Following are some very brief selections of the Rebbe’s talk, adapted and freely translated into English. (You can hear the original audio of the Rebbe’s talk here. For more about the Rebbe’s approach to Israel’s security, click here.)

They Need to See That We Are Serious

Those whom divine providence has placed in the position to move forward must not be swayed by fearful politicians. They need to finish the operation thoroughly and carefully, so that no extra casualties are sustained by either side.

The serious intent to engage in battle needs to be resolute and unequivocal (—and may then actually be cause enough to deter the enemy).

Israeli Arms

We must engage also in spiritual protection, in particular tefillin1 and the other mitzvah campaigns, as the Psalmist (20:8, 6) sings: “[Some depend on chariots, others on horses, but] we call upon the name of G‑d our G‑d,” and “We will . . . raise the name of G‑d as our flag.”

There is nothing greater than risking one’s life to protect others. Thus, the soldiers who are protecting the Holy Land and the Jews who live there, at the risk of their very lives, have enormous merit, which is itself deserving of open miracles! (Would that one of those miracles be that their leaders would carry out the holy task given to them, and bring the war to a successful conclusion . . . )

Don’t Stop in the Middle of the Operation!

Calling for a premature end to the war is like a squeamish person who enters an operating room where the surgeons are starting to cut into the patient. At the first sight of blood he starts begging the doctors to stop operating, wait until the wound heals, and only then continue with the operation, for how can one continue when the patient is losing blood.

We can imagine what the doctors would say to such a notion!

This can serve as a metaphor for the security of the millions of people living in the Holy Land.
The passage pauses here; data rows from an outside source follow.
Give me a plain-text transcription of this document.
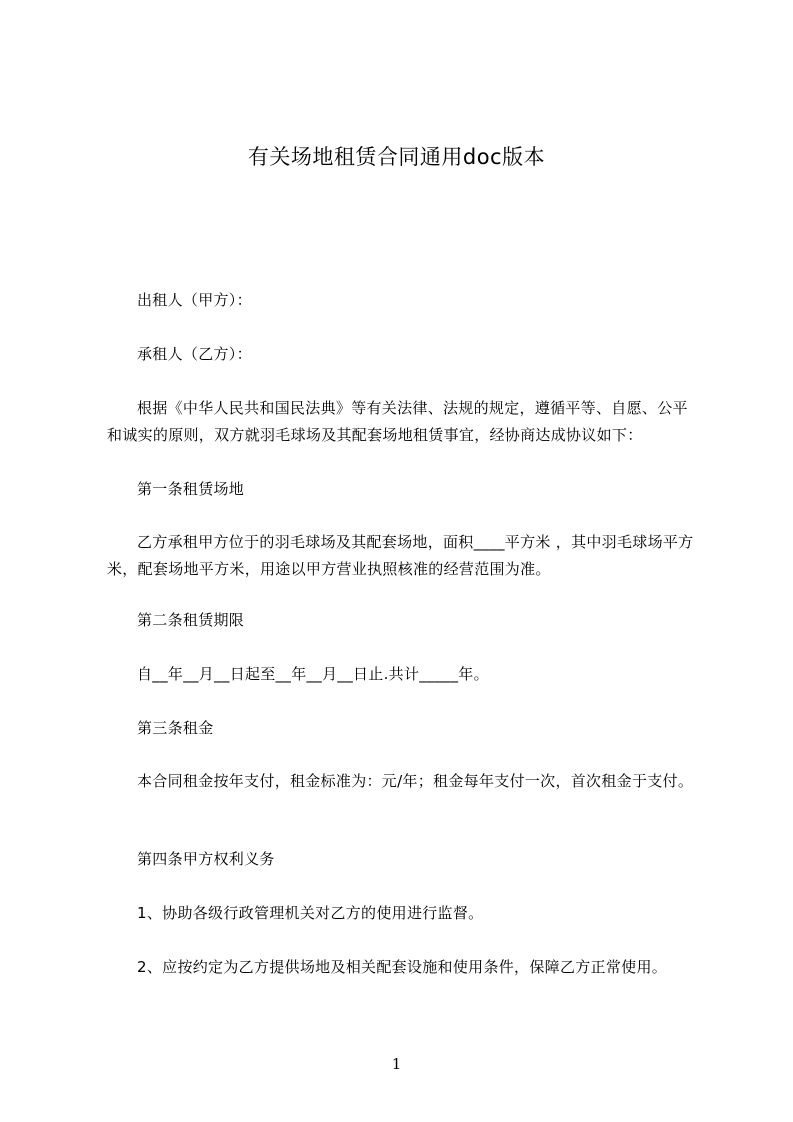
有关场地租赁合同通用doc版本
出租人（甲方）：
承租人（乙方）：
根据《中华人民共和国民法典》等有关法律、法规的规定，遵循平等、自愿、公平和诚实的原则，双方就羽毛球场及其配套场地租赁事宜，经协商达成协议如下：
第一条租赁场地
乙方承租甲方位于的羽毛球场及其配套场地，面积____平方米 ，其中羽毛球场平方米，配套场地平方米，用途以甲方营业执照核准的经营范围为准。
第二条租赁期限
自__年__月__日起至__年__月__日止.共计_____年。
第三条租金
本合同租金按年支付，租金标准为：元/年；租金每年支付一次，首次租金于支付。
第四条甲方权利义务
1、协助各级行政管理机关对乙方的使用进行监督。
2、应按约定为乙方提供场地及相关配套设施和使用条件，保障乙方正常使用。
1
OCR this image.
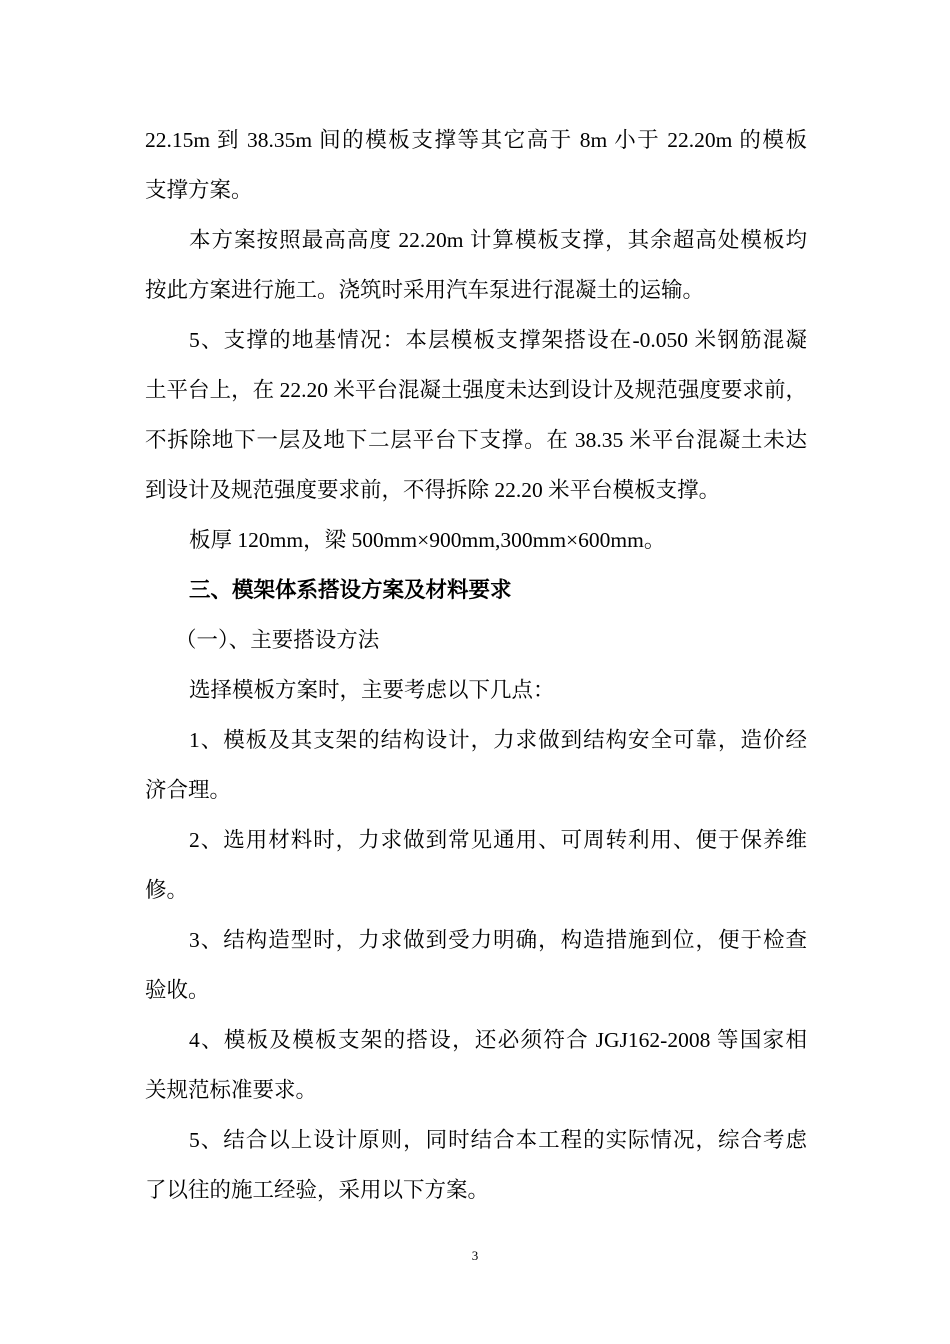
22.15m 到 38.35m 间的模板支撑等其它高于 8m 小于 22.20m 的模板
支撑方案。
本方案按照最高高度 22.20m 计算模板支撑，其余超高处模板均
按此方案进行施工。浇筑时采用汽车泵进行混凝土的运输。
5、支撑的地基情况：本层模板支撑架搭设在-0.050 米钢筋混凝
土平台上，在 22.20 米平台混凝土强度未达到设计及规范强度要求前，
不拆除地下一层及地下二层平台下支撑。在 38.35 米平台混凝土未达
到设计及规范强度要求前，不得拆除 22.20 米平台模板支撑。
板厚 120mm，梁 500mm×900mm,300mm×600mm。
三、模架体系搭设方案及材料要求
（一）、主要搭设方法
选择模板方案时，主要考虑以下几点：
1、模板及其支架的结构设计，力求做到结构安全可靠，造价经
济合理。
2、选用材料时，力求做到常见通用、可周转利用、便于保养维
修。
3、结构造型时，力求做到受力明确，构造措施到位，便于检查
验收。
4、模板及模板支架的搭设，还必须符合 JGJ162-2008 等国家相
关规范标准要求。
5、结合以上设计原则，同时结合本工程的实际情况，综合考虑
了以往的施工经验，采用以下方案。
3
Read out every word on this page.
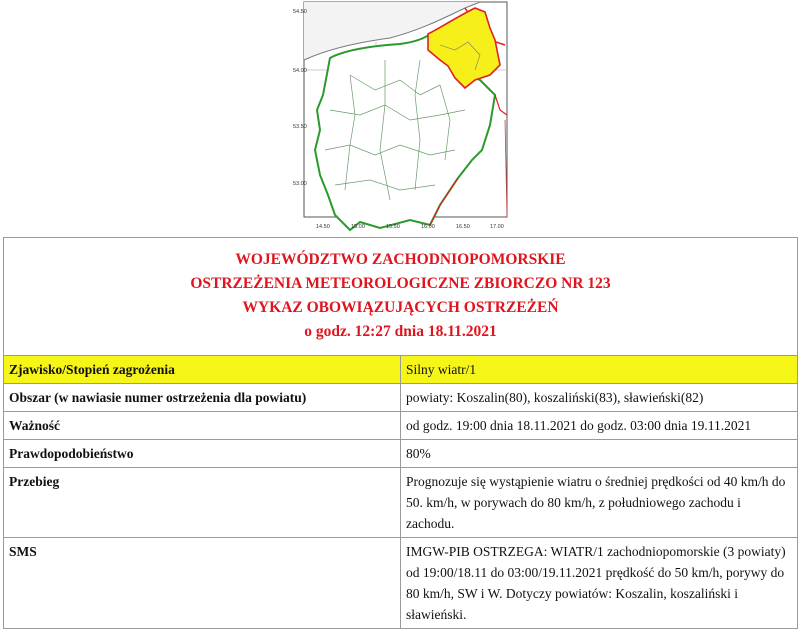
54.50
54.00
53.50
53.00
14.50	15.00	15.50	16.00	16.50	17.00
WOJEWÓDZTWO ZACHODNIOPOMORSKIE
OSTRZEŻENIA METEOROLOGICZNE ZBIORCZO NR 123
WYKAZ OBOWIĄZUJĄCYCH OSTRZEŻEŃ
o godz. 12:27 dnia 18.11.2021	

Zjawisko/Stopień zagrożenia	Silny wiatr/1
Obszar (w nawiasie numer ostrzeżenia dla powiatu)	powiaty: Koszalin(80), koszaliński(83), sławieński(82)
Ważność	od godz. 19:00 dnia 18.11.2021 do godz. 03:00 dnia 19.11.2021
Prawdopodobieństwo	80%
Przebieg	Prognozuje się wystąpienie wiatru o średniej prędkości od 40 km/h do 50. km/h, w porywach do 80 km/h, z południowego zachodu i zachodu.
SMS	IMGW-PIB OSTRZEGA: WIATR/1 zachodniopomorskie (3 powiaty) od 19:00/18.11 do 03:00/19.11.2021 prędkość do 50 km/h, porywy do 80 km/h, SW i W. Dotyczy powiatów: Koszalin, koszaliński i sławieński.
No sooner did one “surgery”2 begin, than one “fearful and fainthearted person” (Deuteronomy 20:8) came pleading that it has to be interrupted—we have to get together an assembly, find out what everyone thinks, ask permission overseas, etc. . . . The same thing happened with the second “operation” and the third. Now we’re well into the fourth one, at the awful cost of hundreds of lives and hundreds more injured, and still there are people who think that the way to achieve peace is to abandon a lifesaving treatment in the middle.

How can anyone suggest running such “experiments” on matters that affect the mortal wellbeing of millions? Three times already this kind of approach invited further calamity! And yet it continues . . .

What Will the Nations Say?

The same people (or their acolytes) keep bringing forth the same arguments: It is imperative firstly to be well-liked by the world, and not act like “a people who dwells alone” (Numbers 23:9). And supposedly this is the way to bring peace and justice to the Middle East!

True, Israel needs funds, armaments and so forth from others. The truth (which is kept from the public) is, though, that they give these without conditions. Furthermore, they, too, want the operation to be finally fully completed! They just cannot say so publicly because of other political considerations.

So the responsibility lies on the leaders who have the power to decide to finish the task—to do so. The surgery is already fully underway at the steep cost of hundreds dead; they need to complete it.

If they don’t, then the result will, G‑d forbid, be like the near-disaster of the Yom Kippur War. The then–prime minister3 later admitted that for the rest of her life she would never forgive herself for choosing political calculations over the opinions of the military experts,4 and that for the rest of her life those who were killed and wounded as a result of that blunder would stand before her eyes.

What Can We Do?

All of the above is mainly directed to those who are able to influence the issue. But there is something else that every person can and must do: increase in Torah study, prayer and charity on behalf of the IDF soldiers and their leaders, that they be able to withstand the test and finish the operation as thoroughly and expeditiously as possible . . .

Free, unedited adaptation from a talk given on Tammuz 13, 5742—July 4, 1982.